Monday, February 7, 2011

Applied skill and necessity

I've mentioned a couple of times that I grew up in rural Maine. There are many things about my present life in the village that remind me of my childhood years spent in fields, the woods, barns, and gardens. Something about the similarity between the two ways of life keeps bringing back old adages that I often heard in New England when I was young; then they didn't mean much to me. Now they do.

"A stitch in time saves nine." This one gave me trouble when I was little -- I remember working really hard to understand what it meant, to no avail. Now I know! And I have a shirt and a sock that will need more than nine extra stitches if I don't get to mending them soon!

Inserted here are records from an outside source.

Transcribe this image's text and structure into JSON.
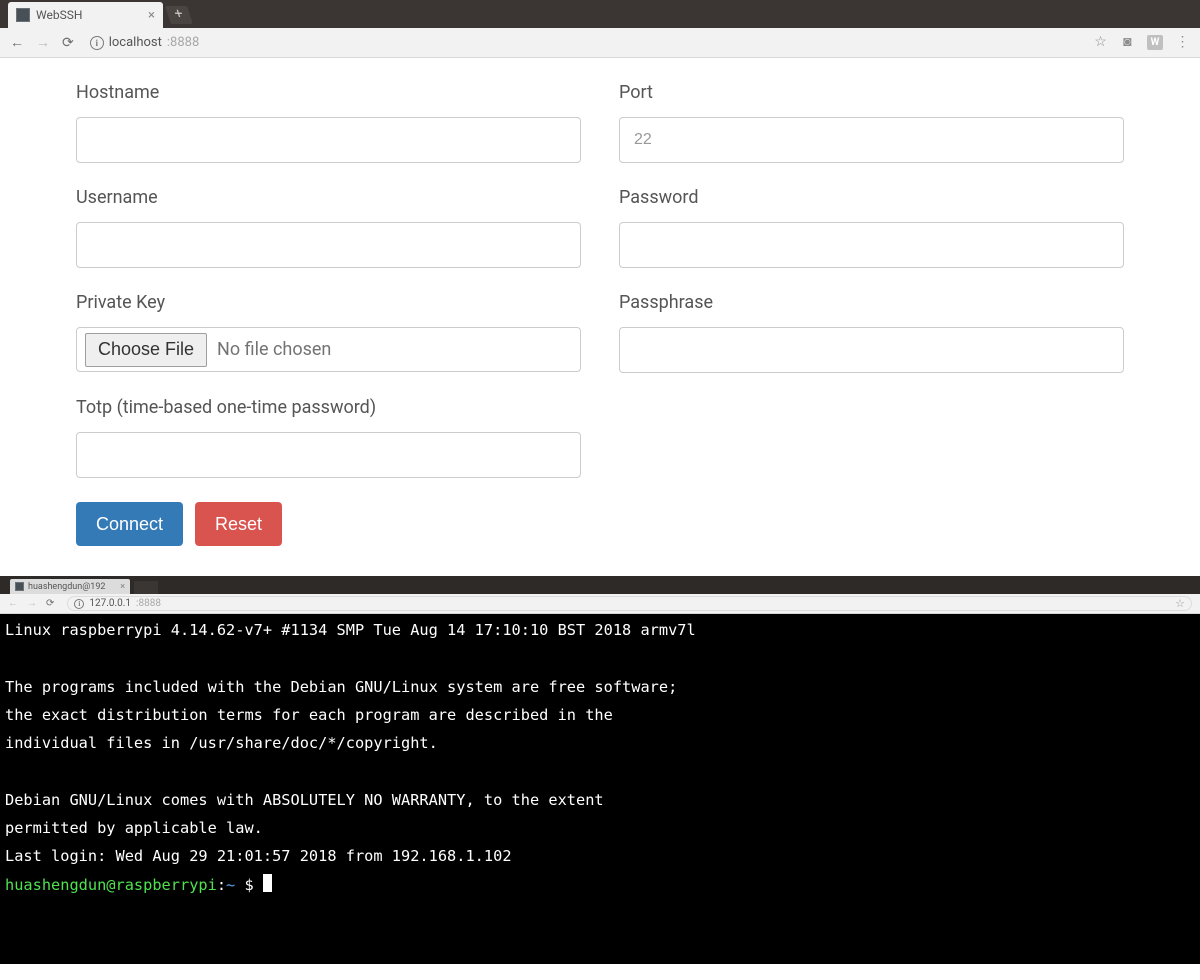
{
  "window1": {
    "tab_title": "WebSSH",
    "url_host": "localhost",
    "url_port": ":8888"
  },
  "form": {
    "hostname": {
      "label": "Hostname",
      "value": ""
    },
    "port": {
      "label": "Port",
      "placeholder": "22",
      "value": ""
    },
    "username": {
      "label": "Username",
      "value": ""
    },
    "password": {
      "label": "Password",
      "value": ""
    },
    "privatekey": {
      "label": "Private Key",
      "button": "Choose File",
      "status": "No file chosen"
    },
    "passphrase": {
      "label": "Passphrase",
      "value": ""
    },
    "totp": {
      "label": "Totp (time-based one-time password)",
      "value": ""
    },
    "connect_btn": "Connect",
    "reset_btn": "Reset"
  },
  "window2": {
    "tab_title": "huashengdun@192",
    "url_host": "127.0.0.1",
    "url_port": ":8888"
  },
  "terminal": {
    "line1": "Linux raspberrypi 4.14.62-v7+ #1134 SMP Tue Aug 14 17:10:10 BST 2018 armv7l",
    "line2": "",
    "line3": "The programs included with the Debian GNU/Linux system are free software;",
    "line4": "the exact distribution terms for each program are described in the",
    "line5": "individual files in /usr/share/doc/*/copyright.",
    "line6": "",
    "line7": "Debian GNU/Linux comes with ABSOLUTELY NO WARRANTY, to the extent",
    "line8": "permitted by applicable law.",
    "line9": "Last login: Wed Aug 29 21:01:57 2018 from 192.168.1.102",
    "prompt_user": "huashengdun@raspberrypi",
    "prompt_sep": ":",
    "prompt_path": "~",
    "prompt_dollar": " $ "
  }
}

"You have to eat a peck of dirt before you die." I'm not sure if I heard this more from my dad or my grandpa, nor am I sure it is one of ye olde adages.... but I have thought of this saying many, many times since coming to Georgia. Sanitation is not rampant in the village -- the water that is drawn from the well is not filtered -- dirt finds its way into just about everything.

"Necessity is the mother of invention" -- and those from New England summarize and personalize this particular adage and call it "Yankee ingenuity." "Yankee ingenuity" is a prized characteristic of New Englanders, and as a proud Mainer, I am glad to have inherited this knack for thinking about things in a  new way -- applying the skills I have to practical problems and coming up with solutions.

My hand warmers and headband --
they just about match my red nose!
A week ago, I bought a skein of yarn to give my knitting needles -- and my hands -- something to do when I'm tired of reading while sitting by the stove in the kitchen. I made a couple of headbands wide enough to cover the ears -- one for me and one for Tea (although I may make another for her since Koba keeps stealing hers!). I wanted to make some mittens, but I don't have any double-pointed needles with me -- and the needles I have are too short to make a hat. I kept coming back to mittens or gloves..... then I got an idea. My hands are always cold ("Cold hands, warm heart," right?), and with a less-than-effective heating system at school, I wear my gloves everyday during classes. But when I need to write on the chalkboard, I have to take off my right glove to keep it from getting chalky. So, I thought about making some fingerless gloves -- basically an extension of a sleeve with a thumb-hole. I got out a piece of paper and sketched out a rough pattern for my creation. It took a little finagling and ripping out a couple of rows that didn't go as planned, but in the end, my idea worked great! I have some cute little hand-warmers to go with my headband. Now my hands stay warmer at school, and I can write on the chalkboard with ease.

Applied skill and necessity -- the results of this combination are rewarding!